Iridium-nickel and iridium-cobalt nanowires have been developed as OER electrocatalysts for proton exchange membrane-based electrolyzers. These catalysts use similar templates and synthesis routes previously used in the development of fuel cell oxygen reduction electrocatalysts. [5] A previous comparison between polycrystalline iridium and nanoparticles suggests that extended structures can potentially benefit from higher site-specific activity. [4] Differences between the nanowire templates affect catalyst composition, structure, and OER activity. While these materials exceed the performance of iridium nanoparticles, acid leaching is necessary to minimize template dissolution and improve durability. The acid leached catalysts exceed the half-cell activity of nanoparticles by an order of magnitude, and the half-cell mass activity of any catalyst available in literature by 4 times. In membrane electrode assemblies, the nanowires also outperform traditional iridium catalysts by 4‒5 times in single-cell electrolyzers.

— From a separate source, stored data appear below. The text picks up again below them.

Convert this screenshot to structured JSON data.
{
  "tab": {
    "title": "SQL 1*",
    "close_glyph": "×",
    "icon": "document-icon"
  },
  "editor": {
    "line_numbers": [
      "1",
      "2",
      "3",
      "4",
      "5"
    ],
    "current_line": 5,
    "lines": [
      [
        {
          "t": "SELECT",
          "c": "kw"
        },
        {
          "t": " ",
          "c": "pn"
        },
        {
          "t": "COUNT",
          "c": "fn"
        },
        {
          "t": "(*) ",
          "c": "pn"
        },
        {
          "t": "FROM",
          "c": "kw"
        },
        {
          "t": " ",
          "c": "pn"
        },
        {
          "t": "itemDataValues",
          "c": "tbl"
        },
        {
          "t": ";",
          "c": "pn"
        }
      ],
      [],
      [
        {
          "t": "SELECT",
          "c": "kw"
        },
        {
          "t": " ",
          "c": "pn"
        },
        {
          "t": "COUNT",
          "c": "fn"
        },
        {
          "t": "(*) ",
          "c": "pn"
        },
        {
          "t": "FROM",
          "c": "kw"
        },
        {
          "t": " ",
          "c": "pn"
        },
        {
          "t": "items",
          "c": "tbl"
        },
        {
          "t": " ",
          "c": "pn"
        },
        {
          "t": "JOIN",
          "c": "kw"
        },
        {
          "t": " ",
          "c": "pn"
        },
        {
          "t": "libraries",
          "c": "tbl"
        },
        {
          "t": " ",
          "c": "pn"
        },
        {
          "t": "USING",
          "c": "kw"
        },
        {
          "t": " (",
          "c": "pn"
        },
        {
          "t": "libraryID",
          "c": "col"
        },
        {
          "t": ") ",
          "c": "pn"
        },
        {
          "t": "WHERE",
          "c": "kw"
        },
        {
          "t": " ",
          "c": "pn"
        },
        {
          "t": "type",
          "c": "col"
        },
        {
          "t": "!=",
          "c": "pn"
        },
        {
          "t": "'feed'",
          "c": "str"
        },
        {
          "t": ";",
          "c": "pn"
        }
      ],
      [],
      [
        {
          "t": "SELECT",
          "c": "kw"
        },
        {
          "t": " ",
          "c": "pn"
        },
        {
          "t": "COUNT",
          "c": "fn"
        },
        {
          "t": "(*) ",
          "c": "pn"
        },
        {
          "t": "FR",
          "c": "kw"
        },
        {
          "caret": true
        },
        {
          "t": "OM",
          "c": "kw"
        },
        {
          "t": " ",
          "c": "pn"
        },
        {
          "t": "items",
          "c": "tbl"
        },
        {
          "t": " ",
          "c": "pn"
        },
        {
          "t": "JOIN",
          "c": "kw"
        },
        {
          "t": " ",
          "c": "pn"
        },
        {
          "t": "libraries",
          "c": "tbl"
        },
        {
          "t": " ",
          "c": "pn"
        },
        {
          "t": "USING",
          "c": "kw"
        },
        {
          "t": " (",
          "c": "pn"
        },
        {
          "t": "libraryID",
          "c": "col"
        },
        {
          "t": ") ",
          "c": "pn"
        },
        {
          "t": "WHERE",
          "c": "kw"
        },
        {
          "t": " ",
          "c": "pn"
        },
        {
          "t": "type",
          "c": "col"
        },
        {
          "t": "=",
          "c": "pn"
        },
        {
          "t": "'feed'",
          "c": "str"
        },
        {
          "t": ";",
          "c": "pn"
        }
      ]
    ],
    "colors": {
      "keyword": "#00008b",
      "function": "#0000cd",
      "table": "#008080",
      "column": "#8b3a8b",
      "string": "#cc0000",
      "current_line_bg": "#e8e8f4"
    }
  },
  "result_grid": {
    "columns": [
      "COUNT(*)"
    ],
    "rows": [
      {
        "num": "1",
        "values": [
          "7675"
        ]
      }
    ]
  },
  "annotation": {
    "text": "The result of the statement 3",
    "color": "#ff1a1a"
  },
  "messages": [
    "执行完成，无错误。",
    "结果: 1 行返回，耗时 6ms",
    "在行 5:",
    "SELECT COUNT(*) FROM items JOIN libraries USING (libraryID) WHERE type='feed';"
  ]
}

[1] A. Milbrandt and M. Mann, ed. U. S. Department of Energy, http://www.nrel.gov/docs/fy09osti/42773.pdf, 2009.

[2] U. S. Department of Energy, https://www.hydrogen.energy.gov/pdfs/review16/2016_amr_h2_at_scale.pdf, 2016.

[3] P. Denholm, M. O'Connell, G. Brinkman and J. Jorgenson, ed. U. S. Department of Energy, http://www.nrel.gov/docs/fy16osti/65023.pdf, 2015, vol. NREL/TP-6A20-65023, ch. NREL/TP-6A20-65023.

[4] S. M. Alia, B. Rasimick, C. Ngo, K. C. Neyerlin, S. S. Kocha, S. Pylypenko, H. Xu and B. S. Pivovar, Journal of The Electrochemical Society, 2016, 163, F3105-F3112.

[5] S. M. Alia, Y. S. Yan and B. S. Pivovar, Catalysis Science & Technology, 2014, 4, 3589-3600.